Wednesday, April 8, 2009

Black Dog Jaggery Ale


Throughout his life, Winston Churchill would lie in bed for days, crippled by deep depression.  He described these periods as his “Black Dog” days.  What an incredible man who could still manage to work fiendishly during these bouts, commanding naval maneuvers or orchestrating The Battle of Britain while the “Black Dog came to visit, and lay on my chest”, as Churchill would say.  I guess naming his angst was his way of controlling and isolating it – it wasn’t who he was -- he wouldn’t let it define him.  It was this “other thing” that came to visit periodically, but could be tricked into eventually leaving, like a stray dog.

This English ale is exactly the kind of drink you might offer a man during those dark days, and our current ones – dark, strong, with a peppery mix of ginger, anise, cardamom and allspice – a tonic to warm the soul.  This one is for the strong of heart, as strong as the Lion of Winter himself.  My homage:

Fo’ when the black dog crush your vest,                                                Take a nip,                                                            Mister,                                                                                                                       You’ll earn the rest                                                                                           Fo’ kith, ‘n kin, and hearth, and valor                                               Blood, sweat, tears, toil, guts and pallor                                              Take a nip, and tuck it in                                                                                   and face the belt, like Gunga Din                                                                So’s brace yourself,                                                                                          with all your might                                                                                           With one good drink,                                                                                            For ONE more fight.

Bully for you Mr. Churchill.  Here’s the recipe:

  • 3 lbs dark dry malt extract
  • 3.3 lbs liquid dark malt extract
  • ½ lb. chocolate malt
  • ¾ lb. crystal 40L
  • 2 oz. Cascade (bittering)
  • 1 oz. Willamette (aroma)
  • 6 gals. spring water
  • 3 lbs. ginger (40 oz. after skin is peeled) – 30 oz. at 45 mins., 10 oz. at 5 mins.
  • 1 lb. Piloncillo sugar (Jaggery)
  • 1 lb. lactose
  • Wyeast 1968 (English So., because it ferments-out with residual sweetness)
  • Dry-hopped with black Indian cardammom, sasparilla, star anise, and allspice
  • ¾ cup corn sugar (priming)

Brewed May 2008.  With the 3 pounds of ginger I was aiming for a huge peppery-heat flavor, but didn’t realize how astringent ginger can be – waited 8 months for the ginger to drop out, then dosed it with the other spices to develop more complexity and balance in the spice profile.  It worked.  Bottled April 2009.


Brewfus said...

Hey Hunington,

I'm new to brewing and blogging, but I found your blog (and your Apricot Wheat recipe) the other day at

Great post, and sounds like a fantastic brew! I had the chance to visit Chartwell in 2003 during a semester in England - a wonderful experience.

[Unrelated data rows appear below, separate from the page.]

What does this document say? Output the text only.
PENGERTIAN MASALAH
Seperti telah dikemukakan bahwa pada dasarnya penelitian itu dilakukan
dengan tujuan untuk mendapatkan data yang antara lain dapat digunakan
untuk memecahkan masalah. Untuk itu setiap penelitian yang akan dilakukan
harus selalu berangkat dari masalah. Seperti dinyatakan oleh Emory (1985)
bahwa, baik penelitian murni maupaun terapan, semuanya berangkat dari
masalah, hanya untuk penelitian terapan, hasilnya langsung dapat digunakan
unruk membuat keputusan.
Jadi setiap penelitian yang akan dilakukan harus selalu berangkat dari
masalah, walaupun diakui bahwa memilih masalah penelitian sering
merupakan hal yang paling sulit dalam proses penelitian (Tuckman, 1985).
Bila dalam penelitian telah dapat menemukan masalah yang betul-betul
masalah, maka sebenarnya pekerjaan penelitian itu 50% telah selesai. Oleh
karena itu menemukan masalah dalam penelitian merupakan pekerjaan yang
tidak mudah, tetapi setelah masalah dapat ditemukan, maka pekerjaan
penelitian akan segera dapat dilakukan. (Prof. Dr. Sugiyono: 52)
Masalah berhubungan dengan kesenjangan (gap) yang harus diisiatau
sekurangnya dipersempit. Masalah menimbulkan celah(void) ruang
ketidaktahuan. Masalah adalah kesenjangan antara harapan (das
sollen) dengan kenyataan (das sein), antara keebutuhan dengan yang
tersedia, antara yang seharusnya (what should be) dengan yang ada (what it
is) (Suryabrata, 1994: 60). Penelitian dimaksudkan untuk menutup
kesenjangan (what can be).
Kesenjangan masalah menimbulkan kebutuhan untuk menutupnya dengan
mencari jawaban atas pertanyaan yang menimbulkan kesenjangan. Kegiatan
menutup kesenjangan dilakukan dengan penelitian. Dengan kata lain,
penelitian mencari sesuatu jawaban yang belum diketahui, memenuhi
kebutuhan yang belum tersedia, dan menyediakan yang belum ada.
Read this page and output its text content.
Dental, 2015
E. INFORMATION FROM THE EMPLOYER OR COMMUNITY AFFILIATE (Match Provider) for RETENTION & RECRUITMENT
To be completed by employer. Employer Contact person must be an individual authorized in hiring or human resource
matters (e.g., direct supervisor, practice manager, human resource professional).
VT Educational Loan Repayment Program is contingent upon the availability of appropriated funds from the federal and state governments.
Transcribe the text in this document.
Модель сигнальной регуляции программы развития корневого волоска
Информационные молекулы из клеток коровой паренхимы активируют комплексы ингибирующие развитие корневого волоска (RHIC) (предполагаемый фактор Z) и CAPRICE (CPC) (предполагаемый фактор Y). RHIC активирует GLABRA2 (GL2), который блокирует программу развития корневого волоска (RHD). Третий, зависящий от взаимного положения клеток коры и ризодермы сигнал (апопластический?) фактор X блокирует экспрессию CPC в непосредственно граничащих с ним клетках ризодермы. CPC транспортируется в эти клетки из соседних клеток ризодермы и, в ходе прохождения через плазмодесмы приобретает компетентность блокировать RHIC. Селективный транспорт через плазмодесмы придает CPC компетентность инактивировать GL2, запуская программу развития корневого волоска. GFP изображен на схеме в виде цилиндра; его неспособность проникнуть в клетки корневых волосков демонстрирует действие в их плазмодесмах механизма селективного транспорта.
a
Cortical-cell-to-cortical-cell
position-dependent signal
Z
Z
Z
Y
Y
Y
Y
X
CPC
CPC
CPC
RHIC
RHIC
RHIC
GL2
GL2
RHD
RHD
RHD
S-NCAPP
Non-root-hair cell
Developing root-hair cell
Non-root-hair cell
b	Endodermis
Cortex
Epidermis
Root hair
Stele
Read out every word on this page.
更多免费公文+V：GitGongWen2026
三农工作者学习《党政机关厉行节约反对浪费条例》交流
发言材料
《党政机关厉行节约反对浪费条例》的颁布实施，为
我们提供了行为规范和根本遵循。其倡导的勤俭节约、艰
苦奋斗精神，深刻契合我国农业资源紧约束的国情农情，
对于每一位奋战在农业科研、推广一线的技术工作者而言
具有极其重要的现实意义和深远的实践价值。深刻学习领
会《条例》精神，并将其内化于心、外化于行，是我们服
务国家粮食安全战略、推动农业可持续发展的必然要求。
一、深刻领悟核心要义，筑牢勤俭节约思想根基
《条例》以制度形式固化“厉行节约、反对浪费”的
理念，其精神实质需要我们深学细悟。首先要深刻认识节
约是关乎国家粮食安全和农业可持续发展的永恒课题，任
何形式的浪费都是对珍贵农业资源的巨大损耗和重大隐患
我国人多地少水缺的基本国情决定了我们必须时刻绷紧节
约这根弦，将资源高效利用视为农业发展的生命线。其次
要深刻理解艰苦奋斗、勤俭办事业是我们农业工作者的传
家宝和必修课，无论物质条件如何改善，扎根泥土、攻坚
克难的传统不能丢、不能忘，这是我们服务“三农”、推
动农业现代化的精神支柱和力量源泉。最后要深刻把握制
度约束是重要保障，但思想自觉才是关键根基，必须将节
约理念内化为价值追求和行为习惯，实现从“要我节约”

It was particularly neat to see his art studio, where a number of his unfinished paintings were displayed. Amazing that he continued to paint even during the darkest days of the war.


--Brewfus (Steve)

Kane Consulting said...

You mentioned that the ginger was too astringent. What amount of ginger would you recommend less than 3#? Also, did you grate it or just peel it?

Lastly, how much of each spice did you dry-hop with (cardamom, anise, etc.)

Brewing this for a buddy of mine who is Indian...

Hunington said...

I would start with 3 ounces in the boil, then taste from there. If you didn't get enough, you can always dry-hop it with additional ginger in the secondary. The ginger was peeled and grated.

For amounts of the other spices, I would say about a tablespoon of each, with 3 star anise, all ground in a food processor or coffee grinder. Put the mixture in a muslin bag and place in the secondary fermenter -- taste it every 2-3 days and pull it out once you get to your desired spice level.

Your results may vary. I could never duplicate this exactly again, as I had let this one sit for about 9 months to let most of the ginger drop out, then I fiddled with the spices mentioned above. Completely experimental, as I hate to pour anything out.

Kane Consulting said...

Thanks for the reply. I'm a little confused though. The recipe calls for 3 POUNDS of ginger, but your reply says OUNCES. Pretty big difference so just wanted to check.

Hunington said...

Yes, I mean ounces. Remember that I had to wait MONTHS for the ginger astringency to dissipate. Yes you want a ginger flavor with this beer, but with 3 pounds it was completely unbalanced -- time and the other spices helped create that balance. My lesson learned here is that you can always add spice, but overdoing any one component leads to a one-dimensional experience. Food, like life, needs dimension to be enjoyable.

Kane Consulting said...

Sounds like it must have been a ginger explosion. Thanks again for your replies.